The stage of disease modeling involves the experimental reproduction of diseases and pathological processes. The main methods of disease modeling:

- method of removal (removal of the liver to model liver failure, pancreas to model diabetes, etc;)

- method of destruction or damage - surgical interventions are used (nerve crossing, destruction of nerve centers, tissue damage, etc.), physical factors (temperature, ionizing radiation, etc.), chemicals (poisons, inhibitors), immune effects (antibodies, anti-tissue sera)

- overload method (modeling neuroses by causing functional overloads of higher CNS centers, heart failure by creating artificial heart defects, etc;)

- a method of creating deficits (modeling hypoxia by limiting the amount of oxygen in a barocamp, hypo- and avitaminosis by using diets that do not contain vitamins, etc;)

- the method of disruption of nervous and humoral regulation (carried out by irritation or damage to nervous structures, pharmacological interventions in the metabolism of neurotransmitters, the introduction of large amounts of hormones, etc;)

- method of creating obstacles (ligation of a vessel to model myocardial infarction and arterial hypertension, common bile duct - mechanical jaundice, etc;)

- exogenous induction method (modeling of infectious diseases, malignant tumors, allergies by introducing into the body or exposing it to factors that are specific pathogens);

- transplantation method (in the study of tumor growth, atherosclerosis, allergic reactions); 

- explantation method - study of pathological processes outside the body: in tissue cultures, on isolated organs (in the study of tumor growth, atherosclerosis, allergic reactions);

- transgenic technologies - breeding animal lines with predetermined genetic defects that lead to disease development (for the study of hereditary diseases, atherosclerosis and arterial hypertension, malignant tumors, endocrine diseases, inflammation).

The stage of obtaining scientific facts.
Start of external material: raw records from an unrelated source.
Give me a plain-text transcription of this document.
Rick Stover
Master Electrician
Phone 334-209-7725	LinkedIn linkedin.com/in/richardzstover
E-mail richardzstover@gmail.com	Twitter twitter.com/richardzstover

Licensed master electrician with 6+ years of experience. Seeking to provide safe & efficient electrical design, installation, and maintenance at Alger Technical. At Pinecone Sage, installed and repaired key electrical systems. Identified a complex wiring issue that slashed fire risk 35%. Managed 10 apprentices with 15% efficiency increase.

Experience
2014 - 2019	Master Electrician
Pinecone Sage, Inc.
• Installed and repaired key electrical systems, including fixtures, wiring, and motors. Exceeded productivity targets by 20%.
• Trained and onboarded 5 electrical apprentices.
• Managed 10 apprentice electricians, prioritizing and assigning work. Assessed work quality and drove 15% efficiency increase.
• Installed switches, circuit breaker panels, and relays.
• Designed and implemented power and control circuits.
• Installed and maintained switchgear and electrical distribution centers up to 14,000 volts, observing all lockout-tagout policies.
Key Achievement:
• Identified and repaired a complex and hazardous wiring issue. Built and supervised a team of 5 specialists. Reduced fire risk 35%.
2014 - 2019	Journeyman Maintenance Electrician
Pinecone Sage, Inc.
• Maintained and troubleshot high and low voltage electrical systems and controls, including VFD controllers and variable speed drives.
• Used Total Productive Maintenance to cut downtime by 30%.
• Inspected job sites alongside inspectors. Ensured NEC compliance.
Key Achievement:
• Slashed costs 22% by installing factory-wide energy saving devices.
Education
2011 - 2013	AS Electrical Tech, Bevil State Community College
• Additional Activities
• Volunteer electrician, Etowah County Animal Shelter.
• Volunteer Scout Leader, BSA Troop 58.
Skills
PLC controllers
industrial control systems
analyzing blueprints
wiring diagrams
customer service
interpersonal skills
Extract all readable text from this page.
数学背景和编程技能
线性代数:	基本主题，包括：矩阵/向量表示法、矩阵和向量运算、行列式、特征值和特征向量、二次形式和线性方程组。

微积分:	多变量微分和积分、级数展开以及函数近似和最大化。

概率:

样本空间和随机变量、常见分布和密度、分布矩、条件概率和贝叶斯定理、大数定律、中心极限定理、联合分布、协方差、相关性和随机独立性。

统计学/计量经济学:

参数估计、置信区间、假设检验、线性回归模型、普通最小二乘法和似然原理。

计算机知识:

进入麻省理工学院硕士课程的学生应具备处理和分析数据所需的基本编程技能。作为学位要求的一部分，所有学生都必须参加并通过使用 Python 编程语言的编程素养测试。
When modeling a disease, researchers try to obtain as much information as possible about changes in the body of experimental animals during the dynamics of the pathological process and at the end of it (after the animal is slaughtered). For this purpose, various methods are used, namely

- morphological (macroscopic examination, light and electron microscopy, etc.)

- functional (recording of muscle contractions, electrocardiography, encephalography, recording of spirograms, determination of oxygen consumption, etc;)

- biochemical (determination of the concentration of substrates, hormones, electrolytes, metabolic products, enzyme activity);

- immunological (determination of the type of antibodies, lymphocyte blast transformation, etc.)

They can be used at the final stage - the stage of analysis and synthesis of the results obtained:

- Mathematical methods - statistical methods (study of parametric and non-parametric criteria), which allow to identify differences between different groups of experimental and controlled animals, as well as correlations between these indicators.

- Comparative methods. Depending on the objects of comparison, the following methods of analysis are distinguished:

a) phylogenetic - modeling and comparison of pathological processes in animal species at different stages of evolutionary development;

b) ontogenetic - at different stages of individual development of animals;

c) topographic and anatomical - comparing different organs, different parts of the same organ, different types of tissues and cells.

- The method of combining pathogenic influences, which involves the use of various combinations of pathogenic factors, allows to identify such properties of the pathological process that remain hidden if only one factor acts on the body.

- The method of corrective actions involves first modeling the pathological process, and then attempts to eliminate certain manifestations of the pathological process by introducing certain substances or other effects (to find means of treatment and prevention).

Reference:

Атаман О. В. Патофізіологія / О. В. Атаман. – 2-ге вид. – Вінниця : Нова Кн., 2016. – Т. 1 : Загальна патологія. – 580 с.